Sublinha-se que o recrutamento de crianças pode ser forçado ou pode parecer “voluntário” sobretudo se for usada a propaganda. Esta distinção pode ter uma implicação legal, dependendo dos tratados dos quais um Estado é signatário. Embora possa parecer haver um elemento de “escolha” envolvido nas ações de uma criança que resultam na adesão a um grupo armado, essa escolha é quase sempre um produto de coerção, falta de alternativas seguras e do medo criado pelo próprio conflito.,

Child Soldier

Crianças soldado – uma perspetiva de género

Aqui também importa alertar para a questão de género como mais uma interseccionalidade da problemática das crianças soldado e especialmente preocupante para as meninas que – para além de realizarem as mesmas tarefas que os rapazes – são frequentemente vítimas de violência sexual, sendo forçadas a serem as “esposas” ou escravas sexuais dos combatentes. Uma das formas mais comuns de recrutamento é precisamente o casamento infantil sob a ameaça de divulgação de vídeos ou imagens explícitas que comprometem a reputação da jovem ou da sua família. Por exemplo, na Síria, a força policial feminina Hisbah do Estado Islâmico tinha como função localizar jovens para casamentos forçados com combatentes estrangeiros, sob a ameaça de violação, sequestro ou desonra.

A idade emerge como um fator determinante na exploração sexual, variando entre grupos, com alguns recrutando meninas mais jovens, enquanto outros preferem aquelas com mais de 15 anos. Muitas são infectadas pelo HIV ou outras doenças sexualmente transmissíveis e algumas, infelizmente, acabam por engravidar. Em muitos casos, são estigmatizadas e vivem com os filhos em condições extremas, sofrendo com a falta de alimentos e água potável e sem acesso a cuidados de saúde.

Mas o papel das meninas nos conflitos armados não é apenas indireto ou passivo – em contextos africanos, 37% das raparigas recrutadas por grupos armados participaram diretamente nos combates. Alguns destes grupos possuem brigadas exclusivamente femininas, como a Unidade de Proteção das Mulheres Curdas (YPJ) no Nordeste da Síria, sendo treinadas para usar armas de todos os tipos. Na Nigéria e na região do Lago Chade, grupos armados usaram raparigas raptadas como bombistas, representando 75% dos ataques suicidas na Nigéria entre 2014 e 2016.
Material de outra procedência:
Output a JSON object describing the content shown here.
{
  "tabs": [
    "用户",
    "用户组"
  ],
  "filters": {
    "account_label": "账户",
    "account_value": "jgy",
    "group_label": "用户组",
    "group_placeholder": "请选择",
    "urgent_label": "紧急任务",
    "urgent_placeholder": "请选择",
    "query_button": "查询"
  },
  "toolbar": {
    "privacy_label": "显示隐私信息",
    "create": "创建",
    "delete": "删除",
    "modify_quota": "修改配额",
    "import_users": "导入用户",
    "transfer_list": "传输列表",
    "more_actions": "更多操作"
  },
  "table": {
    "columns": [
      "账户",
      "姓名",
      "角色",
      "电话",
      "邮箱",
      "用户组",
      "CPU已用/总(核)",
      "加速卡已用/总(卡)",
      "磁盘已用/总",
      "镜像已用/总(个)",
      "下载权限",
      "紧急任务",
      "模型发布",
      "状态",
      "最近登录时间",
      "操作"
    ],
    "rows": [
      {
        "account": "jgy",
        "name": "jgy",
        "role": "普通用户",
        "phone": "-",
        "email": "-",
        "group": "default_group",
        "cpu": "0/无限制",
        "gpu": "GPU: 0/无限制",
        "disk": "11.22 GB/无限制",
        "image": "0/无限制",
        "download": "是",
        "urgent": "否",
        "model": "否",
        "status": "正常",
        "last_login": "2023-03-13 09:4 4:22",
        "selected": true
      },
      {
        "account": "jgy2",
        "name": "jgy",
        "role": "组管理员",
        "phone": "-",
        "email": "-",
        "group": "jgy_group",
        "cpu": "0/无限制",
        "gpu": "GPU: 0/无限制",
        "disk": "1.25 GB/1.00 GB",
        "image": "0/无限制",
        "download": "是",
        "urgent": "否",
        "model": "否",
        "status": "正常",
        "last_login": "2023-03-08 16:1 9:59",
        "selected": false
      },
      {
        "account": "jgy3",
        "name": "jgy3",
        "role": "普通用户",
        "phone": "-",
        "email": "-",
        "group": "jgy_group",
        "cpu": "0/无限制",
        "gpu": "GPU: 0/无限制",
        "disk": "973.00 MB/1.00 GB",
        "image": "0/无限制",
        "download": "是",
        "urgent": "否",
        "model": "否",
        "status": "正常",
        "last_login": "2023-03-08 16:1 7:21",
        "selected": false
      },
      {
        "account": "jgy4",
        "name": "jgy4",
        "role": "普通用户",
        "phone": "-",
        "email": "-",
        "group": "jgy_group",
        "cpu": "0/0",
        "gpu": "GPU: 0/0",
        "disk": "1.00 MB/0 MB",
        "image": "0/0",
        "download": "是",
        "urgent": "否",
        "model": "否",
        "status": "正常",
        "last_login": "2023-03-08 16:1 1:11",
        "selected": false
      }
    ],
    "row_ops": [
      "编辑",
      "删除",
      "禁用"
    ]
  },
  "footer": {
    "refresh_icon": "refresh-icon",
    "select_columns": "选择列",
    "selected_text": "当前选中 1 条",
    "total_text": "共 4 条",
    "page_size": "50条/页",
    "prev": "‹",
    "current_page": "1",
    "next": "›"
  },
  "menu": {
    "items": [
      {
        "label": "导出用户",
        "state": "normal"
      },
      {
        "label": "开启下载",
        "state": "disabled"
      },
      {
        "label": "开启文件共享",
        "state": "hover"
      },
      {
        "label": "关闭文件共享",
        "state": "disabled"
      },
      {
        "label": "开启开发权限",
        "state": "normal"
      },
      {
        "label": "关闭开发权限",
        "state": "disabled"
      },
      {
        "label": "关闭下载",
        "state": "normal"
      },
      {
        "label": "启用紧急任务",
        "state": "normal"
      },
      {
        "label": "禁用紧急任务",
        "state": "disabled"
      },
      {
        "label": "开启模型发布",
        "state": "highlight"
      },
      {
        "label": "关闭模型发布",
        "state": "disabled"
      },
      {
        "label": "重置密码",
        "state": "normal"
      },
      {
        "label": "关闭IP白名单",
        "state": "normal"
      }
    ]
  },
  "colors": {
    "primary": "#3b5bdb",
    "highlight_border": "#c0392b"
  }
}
Os desafios da reintegração das crianças soldado na comunidade

O seu sofrimento não termina quando retornam para casa. As crianças-soldado que sobrevivem a conflitos armados frequentemente têm de lidar com deficiências físicas, pobreza, perda ou rejeição de familiares e amigos. Acabam por desenvolver também doenças psiquiátricas, baixo nível de literacia, comportamentos agressivos, ansiedade e depressão, tendências suicidas e ao isolamento social assim como oposição a regras e tradições da comunidade. As poucas oportunidades de encontrar emprego ou de voltar à escola fazem com que o crime ou a prostituição sejam frequentemente vistos como as alternativas. É, portanto, crucial, a existência de mecanismos e programas que protejam e tenham em consideração todas as particularidades e camadas de complexidade que estas crianças carregam no regresso.

“O que mais os ajuda é restabelecer a vida normal”, refere Rayan Fattouch, coordenadora de Saúde Mental da ONG Médicos Sem Fronteiras (MSF) em Yambio (Sudão do Sul). Segundo dados da Unicef, 85% das ex-crianças soldado do Sudão do Sul têm sequelas, 15% apresentam consequências patológicas e 5% têm sérios problemas psiquiátricos.

A reabilitação de uma criança soldado é realizada através de programas de Desarmamento, Desmobilização e Reintegração (DDR), cujo objetivo é contribuir para a segurança e estabilidade das crianças, reintegrando-as na sociedade e procurando aceitação e reconciliação com as suas famílias e a comunidade local. O DDR também tem como objetivo ensinar à criança o sofrimento causado pelas suas ações e, em algumas situações, encoraja-se o envolvimento voluntário em trabalhos comunitários, especialmente com aqueles que sofreram mais as consequências do conflito.